In this study, based on our trial findings, we tested a conceptual path model (see Fig. 1) where PLAN, USE, GOAL and COMBO, relative to TRACK, reduce binge drinking and drinks per drinking day both directly and indirectly through reduced desire to get drunk. We focus on desire to get drunk as a key MoBC because it represents a key aspect of craving, which, according to the motivational model (Cox and Klinger, 1988) and incentive salience model (Cofresí et al., 2019), is a key driver of alcohol use in general (MacKillop et al., 2010). Desire is unique in that it is a dynamic construct that fluctuates over time and by context. Therefore, to capture variations in desire states and alcohol use over time, a repeated sampling strategy with short time intervals is needed to adequately assess the interplay between desire states and alcohol use and to establish whether any intervention might have an effect on this interplay. In pilot work we collected event-level data on desire and alcohol consumption and multilevel structural equation methods (MSEM) to find supportive evidence that desire to get drunk was associated with binge drinking in young adults and that different bundles of BCTs may reduce binge drinking partially through altered desire (Suffoletto et al., 2020).
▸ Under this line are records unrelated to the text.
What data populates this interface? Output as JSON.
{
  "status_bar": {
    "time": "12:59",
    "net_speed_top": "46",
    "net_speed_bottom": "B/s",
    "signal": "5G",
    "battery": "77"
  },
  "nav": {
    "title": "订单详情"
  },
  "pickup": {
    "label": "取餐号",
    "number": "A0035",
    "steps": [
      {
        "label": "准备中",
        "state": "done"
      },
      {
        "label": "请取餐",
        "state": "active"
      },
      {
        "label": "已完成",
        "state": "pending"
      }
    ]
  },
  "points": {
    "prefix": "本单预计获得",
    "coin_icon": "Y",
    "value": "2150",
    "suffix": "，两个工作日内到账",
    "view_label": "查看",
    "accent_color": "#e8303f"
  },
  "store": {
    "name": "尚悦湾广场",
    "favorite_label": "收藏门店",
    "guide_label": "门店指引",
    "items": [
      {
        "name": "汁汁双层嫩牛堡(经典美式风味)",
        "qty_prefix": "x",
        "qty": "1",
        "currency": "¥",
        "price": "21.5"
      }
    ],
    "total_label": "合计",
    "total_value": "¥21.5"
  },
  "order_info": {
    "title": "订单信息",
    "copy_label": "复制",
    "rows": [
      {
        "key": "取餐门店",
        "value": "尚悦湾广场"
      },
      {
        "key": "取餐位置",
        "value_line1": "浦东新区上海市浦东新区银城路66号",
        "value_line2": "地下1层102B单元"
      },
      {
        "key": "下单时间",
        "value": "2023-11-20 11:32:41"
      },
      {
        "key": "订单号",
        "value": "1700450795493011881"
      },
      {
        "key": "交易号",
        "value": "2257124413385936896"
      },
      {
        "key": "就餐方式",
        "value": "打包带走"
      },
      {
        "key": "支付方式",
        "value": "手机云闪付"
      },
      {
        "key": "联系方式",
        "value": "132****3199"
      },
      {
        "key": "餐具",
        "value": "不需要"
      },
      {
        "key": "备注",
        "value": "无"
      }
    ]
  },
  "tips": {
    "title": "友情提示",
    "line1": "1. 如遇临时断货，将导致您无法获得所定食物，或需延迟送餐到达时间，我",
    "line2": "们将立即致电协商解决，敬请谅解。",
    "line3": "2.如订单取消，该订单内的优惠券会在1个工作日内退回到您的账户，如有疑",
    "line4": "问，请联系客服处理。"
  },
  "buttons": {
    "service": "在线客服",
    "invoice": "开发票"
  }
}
In this study, we expand upon this pilot work to test the hypothesis that the causal effect of text message interventions on reducing alcohol consumption operate indirectly through a mediator of desire to get drunk. We used experience sampling methods (Trull and Ebner-Priemer, 2009) where data was measured on the two days per week when a given participant typically drank alcohol during exposure to the intervention, which allowed us to overcome recall biases (Shiffman et al., 2008), identify within-person, state-dependent relationships (Kuerbis et al., 2013), and establish the temporal order of path nodes. We used MSEM, which allowed us to simultaneously assess and disaggregate both within- and between-person relationships (Preacher et al., 2010). Findings could help determine intervention-specific MoBC to inform best practices for the next iteration of text message intervention design to help young adults reduce excessive alcohol consumption.